Lawrence English recorded Kiri No Oto (TOUCH TONE 31) in Brisbane; it’s pretty much an anthem in praise of the oceans of the world and his friends who live across said oceans. Evocative titles such as ‘Organs Lost at Sea’, ‘White Spray’ and ‘Waves Sheer Light’ match up perfectly to the slow and solemn ambient music. Although English has made some quiet and imperceptible recordings in his pursuit of capturing the energy of nature, this one is very full-bodied. Jon Wozencroft has provided two suitably oceanic images. A record you can play alongside your Isis LPs.
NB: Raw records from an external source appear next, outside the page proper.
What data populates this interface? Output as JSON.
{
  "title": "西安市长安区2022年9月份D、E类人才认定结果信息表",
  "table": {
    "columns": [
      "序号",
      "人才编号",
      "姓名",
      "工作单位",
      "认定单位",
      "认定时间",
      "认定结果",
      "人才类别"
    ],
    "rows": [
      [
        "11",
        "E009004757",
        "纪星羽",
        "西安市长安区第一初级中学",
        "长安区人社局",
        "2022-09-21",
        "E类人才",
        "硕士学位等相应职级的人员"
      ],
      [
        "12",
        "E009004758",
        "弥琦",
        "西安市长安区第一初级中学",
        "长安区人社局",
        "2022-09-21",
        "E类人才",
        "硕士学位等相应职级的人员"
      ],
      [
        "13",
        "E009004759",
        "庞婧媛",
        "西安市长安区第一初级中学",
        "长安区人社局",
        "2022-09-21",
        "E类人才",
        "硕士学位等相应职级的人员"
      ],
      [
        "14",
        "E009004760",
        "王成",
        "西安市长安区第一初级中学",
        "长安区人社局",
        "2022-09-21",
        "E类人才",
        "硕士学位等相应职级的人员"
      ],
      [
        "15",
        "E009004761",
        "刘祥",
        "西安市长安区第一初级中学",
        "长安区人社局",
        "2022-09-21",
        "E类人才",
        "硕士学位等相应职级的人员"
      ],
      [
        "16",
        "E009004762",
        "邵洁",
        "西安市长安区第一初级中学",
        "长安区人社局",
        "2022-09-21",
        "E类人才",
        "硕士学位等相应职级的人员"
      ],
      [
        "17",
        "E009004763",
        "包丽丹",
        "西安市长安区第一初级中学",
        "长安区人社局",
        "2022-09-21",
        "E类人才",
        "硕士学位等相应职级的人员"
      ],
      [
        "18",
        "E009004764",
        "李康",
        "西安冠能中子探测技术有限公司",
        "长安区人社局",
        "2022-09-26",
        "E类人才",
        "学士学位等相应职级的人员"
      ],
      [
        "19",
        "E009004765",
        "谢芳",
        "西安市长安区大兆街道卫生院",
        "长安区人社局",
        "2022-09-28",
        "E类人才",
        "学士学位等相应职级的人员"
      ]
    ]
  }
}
tREEshutdown (smalPRINT SPRCD003) is a compilation produced and put together by Tim Kirby, who I think has been associated with Sonic Catering Band. He wrote or co-wrote all the songs and instrumentals on this CD, featuring performances credited to Ufolk, ReporterGB, Solvinia, Soundcutt, Noriiko, MaryHad and The Casio Consortium. Some of these may in fact be aliases for Tim – I know for a fact that Lessons Around Us, who also appears here, is him in his treated field-recording guise. Many of the pieces seem to be intelligent versions of slow and smoky electro-pop not a million miles away from Portishead, while torchy singers such as Caroline Pringle add their tasteful warbles. Apparently, 25 copies of the album have been attached to trees in Bristol; visit the smallPRINT link for further details.

Alex Mein Smith is a young New Zealander fellow living in the UK just now. Necessity’s Flame (HIGH TENSILE 02) is a drumming record where the beats are sufficiently roughed up, reprocessed and squelched into strange new sonic forms that keep it on the right side of experimental music. Over the top of his rather doom-laden hammering and pounding, Smith adds minimal melodies with guitar or moog. The CD has a solemn caste, but the overall effect is powerful and intriguing.

Invisible Bees are the London-based duo of Damian Burgess and Elin Eriksen. The CDR 1st (ANTI-GURU 001) arrives in a very convincing hand-made sleeve, covered with tons of symbolic images including a great skull on the front. The subdued almost-ceremonial music appears to have been made entirely in acoustic mode, using strings, accordion, harmonica, zither, recorders and percussion. The album is subtitled ‘insect music forms volume 1’, although it’s had to connect these opaque and perplexing musical statements with the life of insects. A quiet and mysterious record which may have hidden depths.

Black to Comm is mostly Marc Richter, the German one-man operation who also happens to run Dekorder Records. On Fractal Hair Geometry (DEKORDER 027), he delivers seven rich tracks of twisted, shape-shifting and overloaded drone noise with the help of Renate Nikolaus, Ulf Schütte, Jonnna Karanka and Guido Mobiüs. I’ve been slow to see the appeal of Black To Comm’s work, but moments of this new one are starting to make sense to me. There is certainly a lot to listen to, by which I mean every studio concoction has been well-baked in the oven and a rich fruit-cake of an album results. One of the surrealist track titles pays homage to Leigh Bowery, of all people. Gorgeous gatefold sleeve; a psychedelic painting-and-collage mind-meld from the hands of Oliver Ross.

Lastly here are the very fine Jupiterdogs, with Jupiterdogs (PALIMPSEST RECORDINGS PR09) or Jupiter Burn as it is also known. I think I have all three releases by this low-key UK duo trio. I am very fond of their gritty approach to wielding their instruments, which could be anything from piano to percussion or guitar or anything with strings they can scrape and pluck. Although not as seethingly bitter as their previous release, this short EP still has bucketloads of strange monotonous tensions and will keep you listening with bated breath. I like the way they seem to have bypassed all ‘conventional’ modes of normal improvisation, so they end up sounding like themselves, instead of trying to copycat the so-called big names in the improv world. This English label has a lot of good stuff which I recommend, particularly the amazing Dead Rat Orchestra who despite their off-putting name do a very good update on English folk music, combining it with all manner of outside influences.